Pour ce faire, nous présenterons dans un premier temps les différentes composantes du récit qui permettent de mettre en évidence qu'il s'agit bien d'un début de conte, puis nous analyserons les procédés mettant en place la narration et notamment de quelle manière la fiction nous est contée ; enfin, nous montrerons que les différents thèmes et références abordés par l'auteur servent à bâtir une visée philosophique, qui constitue le principal enjeu de l'œuvre.

   Dès le premier chapitre, le lecteur retrouve toutes les caractéristiques du conte traditionnel. On peut dater approximativement le voyage de Micromégas grâce à la référence faite à Blaise Pascal, écrivain français du XVIIe siècle, qui, dès son plus jeune âge, se révèle mathématicien de génie : « C'est dix-huit de plus que Blaise Pascal, lequel en avait deviné trente-deux en se jouant, à ce que dit sa sœur, devint depuis un géomètre assez médiocre et un fort mauvais métaphysicien ». De plus, l'allusion faite à Lulli (violoniste, compositeur et surintendant de la Musique sous Louis XIV) : « comme un musicien italien se met à rire de la musique de Lulli », et celle faite à un ouvrage écrit par Rollin en 1728 nous permettent de penser que le héros voyage au moment de l'écriture du conte, c'est-à-dire vers 1739. Cependant, les périodes sont complètement fictives : Micromégas a 450 ans, son procès dure 220 ans et il est condamné à un exil de 800 ans. Les durées dépassent donc la portée humaine et nous plonge d'emblée dans le temps invraisemblable du conte. De même, le lieu s'élargit : le héros voyage de planète en planète à travers la Voie lactée : « Il parcourut la voie lactée en peu de temps ». Dans le premier chapitre, le Sirien se pose sur Saturne, où il rencontrera le secrétaire de l'Académie de Saturne, qui deviendra son compagnon de voyage. Le temps et le lieu s'élargissent donc à une portée universelle et dépasse les frontières humaines. Quant au décor, il ressemble fort à l'organisation des sociétés de la Terre : on y retrouve des écrivains, des juges et des scientifiques : « Quelques algébristes […] prendront sur-le-champ la plume » - « il étudiait, selon la coutume, au collège des Jésuites de sa planète ».  On y retrouve également un chef politique et religieux : le muphti (membre du clergé musulman, chargé du maintien de la loi religieuse). Par ailleurs, l'action qui se déroule rappelle fortement la vie de Voltaire : Micromégas écrit un livre « fort curieux » qui déplaît aux instances religieuses. Celles-ci, sentant l'hérésie, le poursuivent : le livre fini condamné et le héros est forcé à un exil de 800 ans. De même, l'auteur sera, à plusieurs reprises, forcé à l'exil au cours de sa vie.

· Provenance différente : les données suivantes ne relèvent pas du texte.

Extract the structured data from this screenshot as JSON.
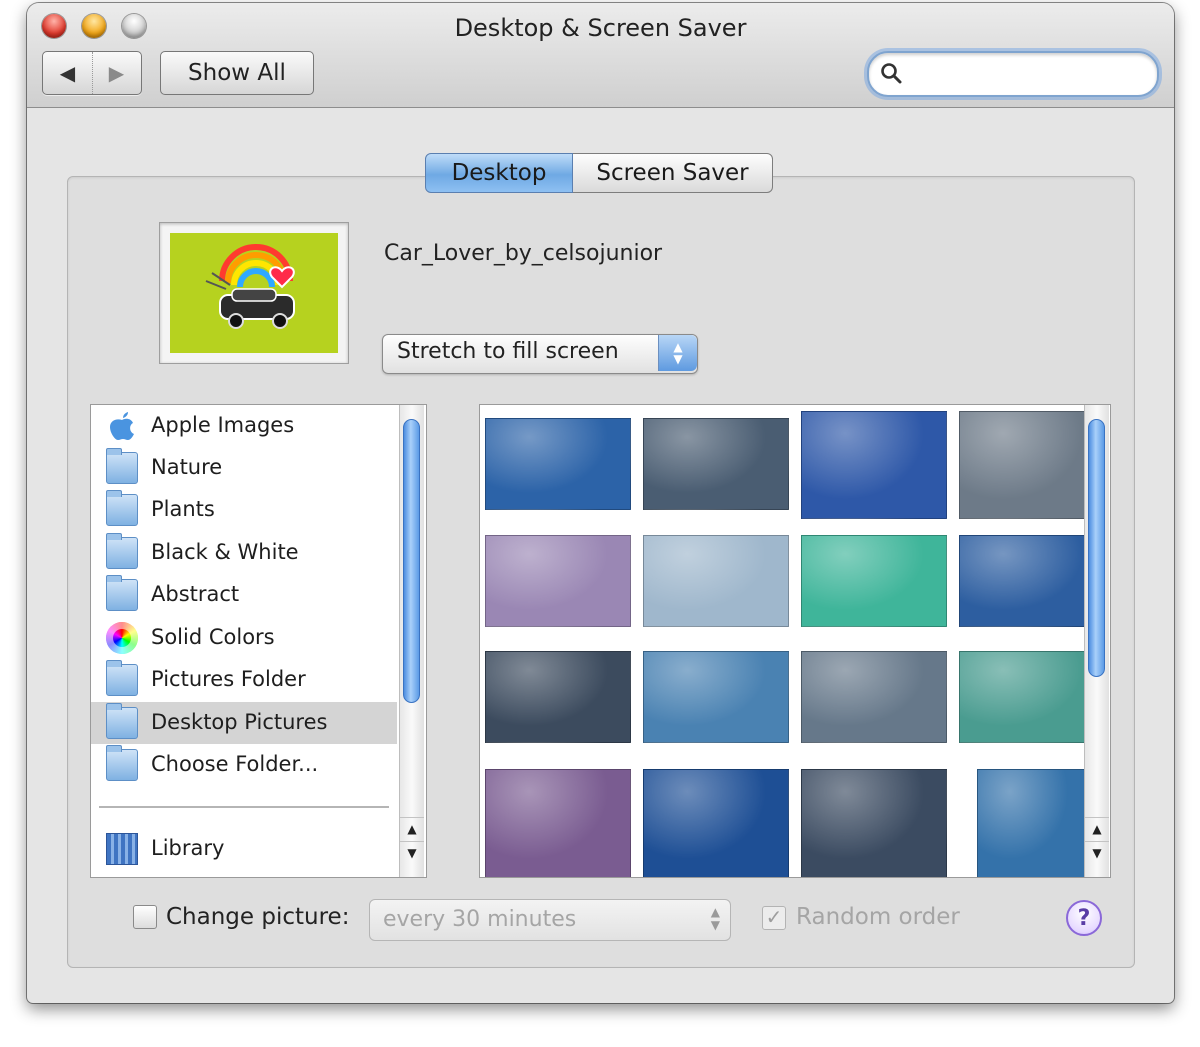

Quant aux personnages, ils respectent également l'esprit des contes. Comme tous héros des contes, Micromégas est un jeune adolescent doté de qualités qui le feront triompher. La principale force du Sirien réside dans son esprit cultivé et intelligent, cependant c'est ce même esprit qui sera la cause de ses tourments et le forcera à l'exil. Le héros mettra alors ce voyage forcé à profit afin d'étoffer son esprit et former son raisonnement. Son nom, Micromégas, est un oxymore : il est formé de micro qui signifie petit et méga, qui signifie grand. On retrouve ici un thème très cher aux philosophes des Lumières : la relativité. Le héros est donc tantôt grand, tantôt petit, en fonction de l'élément de comparaison. Ainsi, le jeune homme est immense comparé aux habitants de la Terre ou de Saturne, de taille normal sur sa planète, mais infime comparé à l'univers. Un autre personnage, fictif également, fait son apparition dans le premier chapitre. Il s'agit du secrétaire de l'Académie de Saturne qui est, lui aussi, beaucoup plus grand qu'un Terrien, mais bien plus petit que Micromégas. Voltaire le qualifie d'un homme de « beaucoup d'esprit, qui n'avait à la vérité rien inventé, mais qui rendait un fort bon compte des inventions des autres ». Il est aisé de reconnaître l'allusion à Fontenelle, auteur des Entretiens sur la pluralité des mondes (1686) et qui se brouilla avec Voltaire suite à la publication des Eléments de la philosophie de Newton par ce dernier. Cette utilisation de personnages inspirés de faits réels sort du cadre habituel du conte et pose les bases du conte philosophique.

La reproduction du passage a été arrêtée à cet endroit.